FEBRUARY 7 IS ENVIRONMENTAL DAY AT THE ARIZONA LEGISLATURE
Environmental Day at the Capitol is an opportunity to tell our state legislators that we care about saving God’s sacred creation. Interfaith Power & Light (IP&L) invites us to join them, along with over 20 other organizations. They will provide information tables, speakers, and appointments with legislators. You need not have experience or be an expert. IP&L will provide volunteer lobby training, as well as issues briefings, and each legislative team will have a team leader. From 9:30 to 11 a.m., there will be meetings with our state legislators, followed by various speakers and committee hearings. If you can join any part of this event, we’ll meet at Wesley Bolin Plaza, across the street from the Capitol. Once you register, please email Maureen to help us stay in touch with Dayspring participants.
New S.A.G.E. Ministry is About “Saving Us”
Arizona’s highest point is Humphreys Peak at 12,633 feet, one of the San Francisco Peaks hovering over Flagstaff.
Named after St. Francis, the Peaks are also sacred to 13 indigenous tribes in the region, including the Navajo (who call it Doko’oo’sliid or “Shining on Top”) and the Hopi (who call it Nuvatukaovi). These peaks are one of the “sacred places where the earth brushes up against the unseen world,” in the words of Yavapai-Apache chairman Vincent Randall.
The San Francisco Peaks are just one of many sacred places Dayspring’s newest ministry seeks to honor and protect as, “together we responsibly care for God’s sacred creation by working for environmental health and justice.”
Recognizing that all creation is one, our mission includes all the people and life inhabiting our beautiful earth. As climate scientist Katharine Hayhoe explained in her recent book, restoring the natural balance of God’s creation is nothing less than “Saving Us.”
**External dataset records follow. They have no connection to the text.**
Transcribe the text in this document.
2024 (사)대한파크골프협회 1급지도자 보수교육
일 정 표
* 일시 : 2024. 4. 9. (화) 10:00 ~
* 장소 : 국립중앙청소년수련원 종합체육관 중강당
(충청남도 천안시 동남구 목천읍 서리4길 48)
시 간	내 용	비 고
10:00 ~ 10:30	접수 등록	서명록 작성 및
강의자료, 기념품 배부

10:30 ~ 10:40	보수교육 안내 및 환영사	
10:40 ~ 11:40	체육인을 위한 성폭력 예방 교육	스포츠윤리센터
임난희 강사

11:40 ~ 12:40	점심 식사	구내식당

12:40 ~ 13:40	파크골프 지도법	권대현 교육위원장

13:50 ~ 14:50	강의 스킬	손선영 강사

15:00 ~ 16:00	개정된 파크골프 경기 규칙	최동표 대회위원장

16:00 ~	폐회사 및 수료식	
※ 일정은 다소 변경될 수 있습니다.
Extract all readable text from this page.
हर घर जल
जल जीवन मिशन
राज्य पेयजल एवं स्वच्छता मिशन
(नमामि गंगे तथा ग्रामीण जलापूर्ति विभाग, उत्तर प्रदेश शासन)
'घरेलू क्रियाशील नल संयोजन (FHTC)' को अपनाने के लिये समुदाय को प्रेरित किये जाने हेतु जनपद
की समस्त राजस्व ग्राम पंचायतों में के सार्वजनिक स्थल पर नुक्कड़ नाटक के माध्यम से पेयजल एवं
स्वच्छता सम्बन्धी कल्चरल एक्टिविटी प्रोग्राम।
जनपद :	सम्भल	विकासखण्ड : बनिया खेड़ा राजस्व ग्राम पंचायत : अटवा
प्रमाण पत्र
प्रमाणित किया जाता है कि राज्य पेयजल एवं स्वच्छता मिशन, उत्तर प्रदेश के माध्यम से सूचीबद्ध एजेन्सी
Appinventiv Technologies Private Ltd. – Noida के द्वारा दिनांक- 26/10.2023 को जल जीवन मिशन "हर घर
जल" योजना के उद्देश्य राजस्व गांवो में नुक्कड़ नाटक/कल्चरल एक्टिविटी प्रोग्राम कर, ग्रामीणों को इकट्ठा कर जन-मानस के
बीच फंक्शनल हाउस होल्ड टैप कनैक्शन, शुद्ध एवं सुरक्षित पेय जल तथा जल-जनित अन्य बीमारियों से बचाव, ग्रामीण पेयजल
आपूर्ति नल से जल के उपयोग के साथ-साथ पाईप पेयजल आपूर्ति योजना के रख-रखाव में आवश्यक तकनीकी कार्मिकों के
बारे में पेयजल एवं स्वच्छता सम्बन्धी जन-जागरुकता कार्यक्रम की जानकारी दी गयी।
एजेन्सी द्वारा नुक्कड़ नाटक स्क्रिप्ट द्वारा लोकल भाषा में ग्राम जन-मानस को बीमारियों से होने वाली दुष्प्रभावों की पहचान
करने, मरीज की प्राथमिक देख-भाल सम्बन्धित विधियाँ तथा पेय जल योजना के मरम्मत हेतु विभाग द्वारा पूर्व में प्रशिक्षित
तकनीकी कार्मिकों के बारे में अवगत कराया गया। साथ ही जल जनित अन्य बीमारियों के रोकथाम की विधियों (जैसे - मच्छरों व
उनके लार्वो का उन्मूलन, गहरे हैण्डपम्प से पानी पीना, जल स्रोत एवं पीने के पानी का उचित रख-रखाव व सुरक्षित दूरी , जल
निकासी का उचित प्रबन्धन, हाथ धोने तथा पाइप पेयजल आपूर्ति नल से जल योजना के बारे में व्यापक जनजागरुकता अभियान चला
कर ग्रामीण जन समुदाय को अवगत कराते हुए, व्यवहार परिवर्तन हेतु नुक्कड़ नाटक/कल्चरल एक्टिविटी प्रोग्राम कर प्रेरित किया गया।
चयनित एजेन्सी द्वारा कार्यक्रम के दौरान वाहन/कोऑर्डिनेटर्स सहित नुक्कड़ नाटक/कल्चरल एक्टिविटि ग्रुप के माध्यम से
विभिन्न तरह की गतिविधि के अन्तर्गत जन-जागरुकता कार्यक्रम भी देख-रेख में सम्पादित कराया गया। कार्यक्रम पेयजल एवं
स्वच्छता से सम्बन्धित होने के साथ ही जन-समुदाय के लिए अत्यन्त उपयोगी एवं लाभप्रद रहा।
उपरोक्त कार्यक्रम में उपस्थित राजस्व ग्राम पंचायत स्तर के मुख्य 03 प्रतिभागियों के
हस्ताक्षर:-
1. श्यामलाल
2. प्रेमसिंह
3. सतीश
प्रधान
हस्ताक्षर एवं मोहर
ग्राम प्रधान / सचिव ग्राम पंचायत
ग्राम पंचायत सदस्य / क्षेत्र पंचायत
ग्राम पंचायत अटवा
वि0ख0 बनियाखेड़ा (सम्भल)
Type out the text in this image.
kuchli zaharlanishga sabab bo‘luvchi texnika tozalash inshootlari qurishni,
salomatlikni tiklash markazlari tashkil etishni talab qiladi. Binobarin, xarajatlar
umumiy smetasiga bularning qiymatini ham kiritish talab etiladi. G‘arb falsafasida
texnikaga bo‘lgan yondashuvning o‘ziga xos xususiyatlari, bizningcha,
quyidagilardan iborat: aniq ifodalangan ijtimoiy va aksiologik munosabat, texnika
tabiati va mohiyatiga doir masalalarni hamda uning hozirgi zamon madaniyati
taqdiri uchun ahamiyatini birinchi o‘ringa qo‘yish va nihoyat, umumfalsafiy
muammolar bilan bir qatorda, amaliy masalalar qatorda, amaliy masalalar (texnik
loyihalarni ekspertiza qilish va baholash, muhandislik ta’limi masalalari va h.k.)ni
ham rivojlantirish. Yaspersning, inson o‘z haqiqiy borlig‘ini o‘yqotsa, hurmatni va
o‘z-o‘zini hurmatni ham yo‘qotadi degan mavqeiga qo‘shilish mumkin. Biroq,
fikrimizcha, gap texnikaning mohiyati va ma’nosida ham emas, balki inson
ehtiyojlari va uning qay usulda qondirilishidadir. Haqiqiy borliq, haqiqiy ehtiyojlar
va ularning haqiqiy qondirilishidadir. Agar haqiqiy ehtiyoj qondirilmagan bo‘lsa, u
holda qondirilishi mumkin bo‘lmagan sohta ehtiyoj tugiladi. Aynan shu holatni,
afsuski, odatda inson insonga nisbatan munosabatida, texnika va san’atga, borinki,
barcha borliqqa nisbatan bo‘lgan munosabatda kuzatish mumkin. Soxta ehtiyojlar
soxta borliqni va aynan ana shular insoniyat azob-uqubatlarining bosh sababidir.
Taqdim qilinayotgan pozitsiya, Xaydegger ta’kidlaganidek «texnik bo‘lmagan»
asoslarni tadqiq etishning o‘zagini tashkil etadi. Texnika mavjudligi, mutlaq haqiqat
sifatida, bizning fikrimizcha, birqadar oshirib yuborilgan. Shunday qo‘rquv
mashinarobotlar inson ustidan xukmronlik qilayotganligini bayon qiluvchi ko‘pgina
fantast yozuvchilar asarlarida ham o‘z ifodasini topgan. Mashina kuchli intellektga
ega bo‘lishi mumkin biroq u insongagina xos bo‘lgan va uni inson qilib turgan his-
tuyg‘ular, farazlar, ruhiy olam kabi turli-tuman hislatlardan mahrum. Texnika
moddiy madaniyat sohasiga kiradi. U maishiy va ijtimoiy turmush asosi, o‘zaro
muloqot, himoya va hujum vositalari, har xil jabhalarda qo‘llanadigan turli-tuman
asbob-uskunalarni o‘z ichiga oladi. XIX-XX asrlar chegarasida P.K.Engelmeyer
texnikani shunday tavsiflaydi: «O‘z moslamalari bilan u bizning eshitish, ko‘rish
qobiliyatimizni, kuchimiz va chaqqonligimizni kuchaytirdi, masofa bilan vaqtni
Dayspring’s Spiritual Activists Greening the Earth, or S.A.G.E., invite everyone in the congregation to participate in our new mission and goals for 2023. This work is intrinsically linked to other Dayspring mission work in areas such as social justice, the giving garden, and youth ministry projects that serve people around the country and the world – often those most impacted by environmental changes.
The Sunday Explorer’s Class is currently exploring ecotheology, a transformational study of our Christian imperative to respond to the current – and urgent – environmental crisis.
Indeed, St. Francis shows us how inseparable the bond is between concern for nature, justice for the poor, and our commitment to society and interior peace.
Let’s carry the hope and joy of the Christmas season into our S.A.G.E. mission for the new year. The S.A.G.E. team looks forward to working with everyone at Dayspring in 2023 as we work on goals in five focus areas: Worship and Liturgy, Education, Buildings and Grounds, Community Engagement, and Faithful Advocacy.